Han pasado muchas cosas desde entonces. El felipismo acabó teniendo más de corrupto que de reformista. El aznarismo no quitó la corrupción ni corrigió lo que debía corregirse. Entretanto había caído el sistema soviético y la izquierda mundial se quedó sin referente pero no sin ese impulso suyo para movilizar a las masas. Estaban surgiendo ya las fuerzas oscuras que sabrían orientarlo y capitalizarlo. Vino Zapatero y con él la izquierda española dejó de pensar en la justicia social para pensar en la justicia sexual. El progresismo mutó en eso: los derechos de bragueta. Con ellos Zapatero consoló a los españoles de la gran crisis económica que él no trajo pero sí potenció. Dejó el sitió al PP de Rajoy, que sometió al país a una cura de ayuno insensata y así fue como pudo resurgir una izquierda que, por un momento, hizo esperar a sus fieles que al fin iba a ocuparse, de verdad, de la justicia social y de los valores morales.
Tenía que venir Pedro Sánchez para consumar el gran desengaño. En España el socialismo del siglo XXI ha culminado en Pedro Sánchez. El progresismo del siglo XXI se llama Pedro Sánchez: la soberbia hecha poder tras fachada democrática, la nada hecha demagogia, la mentira hecha verbo, la amoralidad hecha presidente, la vaciedad política más absoluta hecha instinto de supervivencia. Todo eso se apellida Pedro Sánchez.

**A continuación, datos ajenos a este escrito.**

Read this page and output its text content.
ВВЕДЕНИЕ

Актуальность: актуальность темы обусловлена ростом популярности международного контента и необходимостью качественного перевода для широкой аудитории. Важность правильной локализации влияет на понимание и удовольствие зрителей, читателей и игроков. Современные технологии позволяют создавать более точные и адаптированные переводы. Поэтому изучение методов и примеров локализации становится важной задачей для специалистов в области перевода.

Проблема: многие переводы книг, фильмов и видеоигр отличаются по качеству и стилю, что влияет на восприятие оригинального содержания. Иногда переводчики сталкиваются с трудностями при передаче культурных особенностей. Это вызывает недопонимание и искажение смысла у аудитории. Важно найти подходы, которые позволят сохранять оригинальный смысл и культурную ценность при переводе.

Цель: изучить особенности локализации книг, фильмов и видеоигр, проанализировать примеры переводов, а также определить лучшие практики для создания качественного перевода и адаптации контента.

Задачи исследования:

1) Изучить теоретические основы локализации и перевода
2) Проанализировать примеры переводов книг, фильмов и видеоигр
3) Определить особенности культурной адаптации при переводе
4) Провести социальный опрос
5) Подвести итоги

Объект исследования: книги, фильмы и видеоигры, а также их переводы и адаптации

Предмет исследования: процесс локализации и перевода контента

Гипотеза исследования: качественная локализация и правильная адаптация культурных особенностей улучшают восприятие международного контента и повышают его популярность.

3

Los que desde hace largos años seguimos esperando que la gente de bien y con luces se dé cuenta de que el izquierdismo no es el lado bueno de la vida -como tampoco lo es el derechismo- creímos de verdad que en el año 2018, cuando a los podemitas ya se les había visto el plumero, se arrepintieran de una vez por todas de apoyar a los partidos sedicentes “de progreso” (el progreso que interesa a Gates y de Soros, entre otros), pero nos equivocamos. Su enorme fe todavía dio para hacer caer sobre nuestras cabezas a Pedro Sánchez y su gobierno fantaterrorífico.
Parece que es ahora, en este año de gracia de 2023, cuando finalmente una gran mayoría españoles se ha dado cuenta de que hay que salir de ese error, de esa mentira, de esa fe insensata en el Demagogo. ¡Ya era hora! Ojalá que el 23 de julio aumente el número de los desengañados, de los arrepentidos. Que el poder de arrepentirse es una de las cualidades más bellas del ser humano.